Ishigami T, Umemura S, Iwamoto T, Tamura K, Hibi K, Yamaguchi S, Nyuui N, Kimura K, Miyazaki N, Ishii M
Second Department of Internal Medicine, Yokohama City University School of Medicine, Japan.
Circulation. 1995 Feb 15;91(4):951-4. doi: 10.1161/01.cir.91.4.951.

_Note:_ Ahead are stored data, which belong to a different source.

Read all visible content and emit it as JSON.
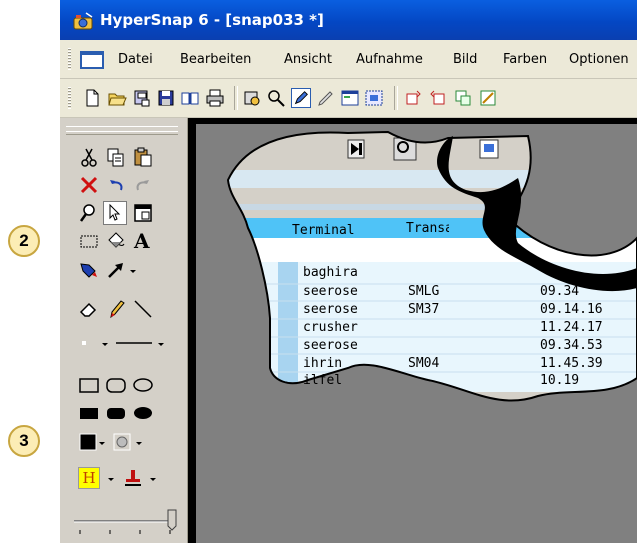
{
  "window": {
    "title": "HyperSnap 6 - [snap033 *]"
  },
  "menu": {
    "items": [
      "Datei",
      "Bearbeiten",
      "Ansicht",
      "Aufnahme",
      "Bild",
      "Farben",
      "Optionen"
    ]
  },
  "callouts": [
    "2",
    "3"
  ],
  "capture": {
    "headers": [
      "Terminal",
      "Transaktion"
    ],
    "rows": [
      {
        "terminal": "baghira",
        "transaktion": "",
        "zeit": ""
      },
      {
        "terminal": "seerose",
        "transaktion": "SMLG",
        "zeit": "09.34"
      },
      {
        "terminal": "seerose",
        "transaktion": "SM37",
        "zeit": "09.14.16"
      },
      {
        "terminal": "crusher",
        "transaktion": "",
        "zeit": "11.24.17"
      },
      {
        "terminal": "seerose",
        "transaktion": "",
        "zeit": "09.34.53"
      },
      {
        "terminal": "ihrin",
        "transaktion": "SM04",
        "zeit": "11.45.39"
      },
      {
        "terminal": "ilfel",
        "transaktion": "",
        "zeit": "10.19"
      }
    ]
  },
  "palette": {
    "text_tool_label": "A",
    "highlight_label": "H"
  },
  "colors": {
    "title_blue": "#0447c4",
    "sap_header": "#4fc3f7",
    "callout_fill": "#fcedb5",
    "canvas_gray": "#808080"
  }
}
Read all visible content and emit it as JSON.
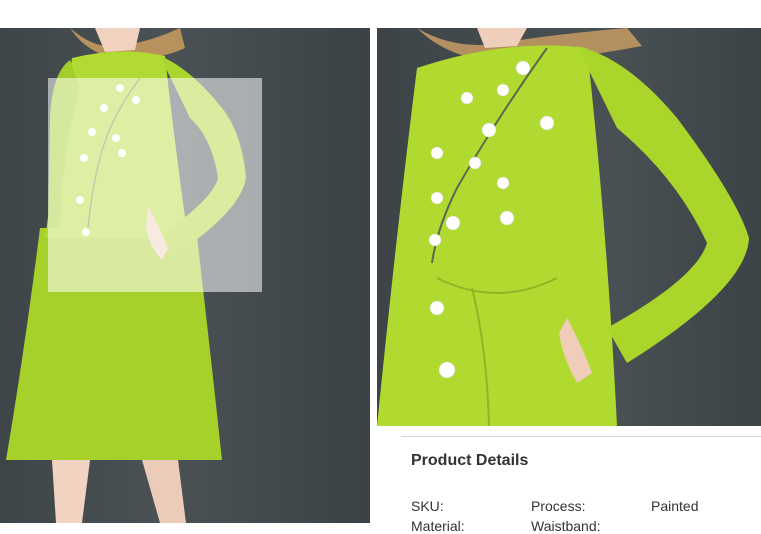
{
  "images": {
    "main_alt": "",
    "zoom_alt": ""
  },
  "details": {
    "title": "Product Details",
    "specs": [
      {
        "label": "SKU:",
        "value": ""
      },
      {
        "label": "Process:",
        "value": "Painted"
      }
    ],
    "partial_row": [
      "Material:",
      "Waistband:"
    ]
  },
  "colors": {
    "dress": "#a9d62c",
    "background": "#444c4f",
    "flower": "#ffffff"
  }
}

A positive association was previously reported between angiotensin-converting enzyme (ACE) gene polymorphism and several cardiovascular diseases, such as myocardial infarction, left ventricular hypertrophy, and restenosis after percutaneous transluminal coronary angioplasty. Plasma ACE activity and carotid-wall thickening measured by ultrasonography were related, and it was postulated that long-term exposure to high levels of plasma ACE could be involved in structural changes of the arterial wall. In addition, angiotensinogen gene mutation was recently reported to be associated with essential hypertension and preeclampsia. There exists a possibility that the renin-angiotensin system plays an important role in the progress of cardiovascular diseases in humans. Therefore, we examined the association between the molecular variant of the angiotensin gene and coronary atherosclerosis.

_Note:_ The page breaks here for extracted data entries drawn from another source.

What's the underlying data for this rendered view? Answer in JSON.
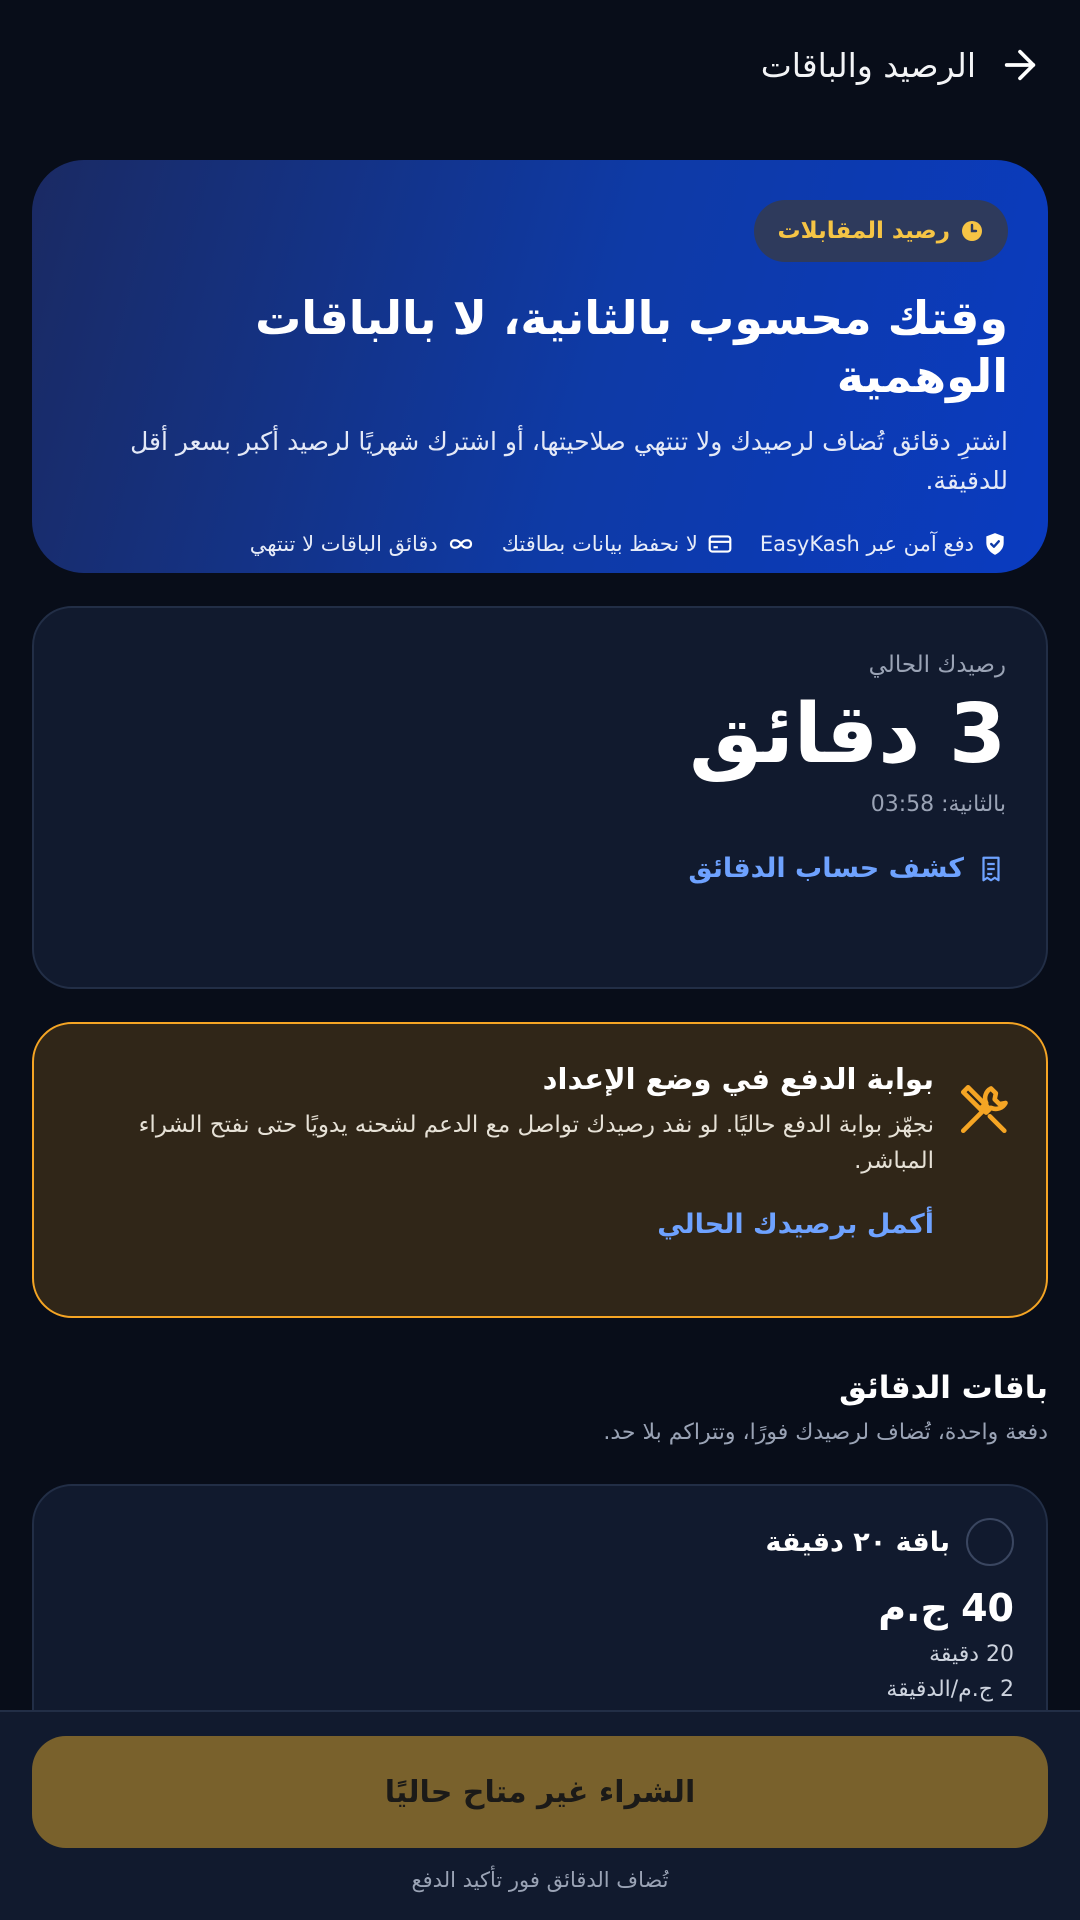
{
  "header": {
    "title": "الرصيد والباقات",
    "back_icon": "arrow-right-icon"
  },
  "hero": {
    "chip_label": "رصيد المقابلات",
    "chip_icon": "clock-icon",
    "title": "وقتك محسوب بالثانية، لا بالباقات الوهمية",
    "description": "اشترِ دقائق تُضاف لرصيدك ولا تنتهي صلاحيتها، أو اشترك شهريًا لرصيد أكبر بسعر أقل للدقيقة.",
    "features": [
      {
        "icon": "shield-check-icon",
        "label": "دفع آمن عبر EasyKash"
      },
      {
        "icon": "credit-card-icon",
        "label": "لا نحفظ بيانات بطاقتك"
      },
      {
        "icon": "infinity-icon",
        "label": "دقائق الباقات لا تنتهي"
      }
    ]
  },
  "balance": {
    "label": "رصيدك الحالي",
    "value": "3 دقائق",
    "seconds": "بالثانية: 03:58",
    "statement_link": "كشف حساب الدقائق",
    "statement_icon": "receipt-icon"
  },
  "warning": {
    "icon": "tools-icon",
    "title": "بوابة الدفع في وضع الإعداد",
    "description": "نجهّز بوابة الدفع حاليًا. لو نفد رصيدك تواصل مع الدعم لشحنه يدويًا حتى نفتح الشراء المباشر.",
    "action": "أكمل برصيدك الحالي"
  },
  "packages": {
    "title": "باقات الدقائق",
    "subtitle": "دفعة واحدة، تُضاف لرصيدك فورًا، وتتراكم بلا حد.",
    "items": [
      {
        "name": "باقة ٢٠ دقيقة",
        "price": "40 ج.م",
        "minutes": "20 دقيقة",
        "rate": "2 ج.م/الدقيقة"
      }
    ]
  },
  "footer": {
    "buy_label": "الشراء غير متاح حاليًا",
    "note": "تُضاف الدقائق فور تأكيد الدفع"
  },
  "colors": {
    "background": "#080d19",
    "card": "#111a2e",
    "accent_blue": "#6ea2ff",
    "accent_yellow": "#f6c445",
    "warning_border": "#f5a524",
    "button_disabled": "#79612c"
  }
}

This study included 82 patients who had coronary atherosclerosis and 160 control subjects; all study participants were Japanese. All patients with coronary atherosclerosis had at least one coronary artery with > 25% luminal diameter obstruction on average according to multiple coronary angiographic views. Angiotensinogen gene molecular variants were designated AA, Aa, and aa. The a allele indicated thymine-cytosine transition at nucleotide 704 in exon 2. Genomic DNA was extracted from peripheral blood leukocytes. Polymerase chain reaction was performed to amplify the concerned region of the angiotensinogen gene. After restriction enzyme digestion, it was possible to distinguish the molecular variant of the angiotensinogen gene. The frequencies of these genotypes were 7.3%, 26.8%, and 65.9% in the patients and 18.8%, 31.9%, and 49.3% in the control subjects for the AA, Aa, and aa alleles, respectively. There was an excess in the a allele among patients (P < .01).
We found a significant association between coronary atherosclerosis and a molecular variant of the angiotensin gene. The results suggested that the molecular variant of the angiotensinogen gene could be a new risk factor for coronary atherosclerosis.
先前有报道称血管紧张素转换酶(ACE)基因多态性与多种心血管疾病存在正相关,如心肌梗死、左心室肥厚以及经皮腔内冠状动脉成形术后再狭窄。通过超声检查测得的血浆ACE活性与颈动脉壁增厚有关,据推测长期暴露于高水平的血浆ACE可能参与动脉壁的结构改变。此外,最近有报道称血管紧张素原基因突变与原发性高血压和先兆子痫有关。肾素 - 血管紧张素系统有可能在人类心血管疾病的进展中起重要作用。因此,我们研究了血管紧张素基因的分子变异与冠状动脉粥样硬化之间的关联。
本研究纳入了82例患有冠状动脉粥样硬化的患者和160例对照者;所有研究参与者均为日本人。根据多个冠状动脉造影视图,所有患有冠状动脉粥样硬化的患者平均至少有一支冠状动脉的管腔直径阻塞>25%。血管紧张素原基因分子变异被指定为AA、Aa和aa。a等位基因表示外显子2中核苷酸704处的胸腺嘧啶 - 胞嘧啶转换。从外周血白细胞中提取基因组DNA。进行聚合酶链反应以扩增血管紧张素原基因的相关区域。经过限制性酶切后,可以区分血管紧张素原基因的分子变异。对于AA、Aa和aa等位基因,这些基因型的频率在患者中分别为7.3%、26.8%和65.9%,在对照者中分别为18.8%、31.9%和49.3%。患者中a等位基因过多(P < .01)。
我们发现冠状动脉粥样硬化与血管紧张素基因的分子变异之间存在显著关联。结果表明血管紧张素原基因的分子变异可能是冠状动脉粥样硬化的一个新的危险因素。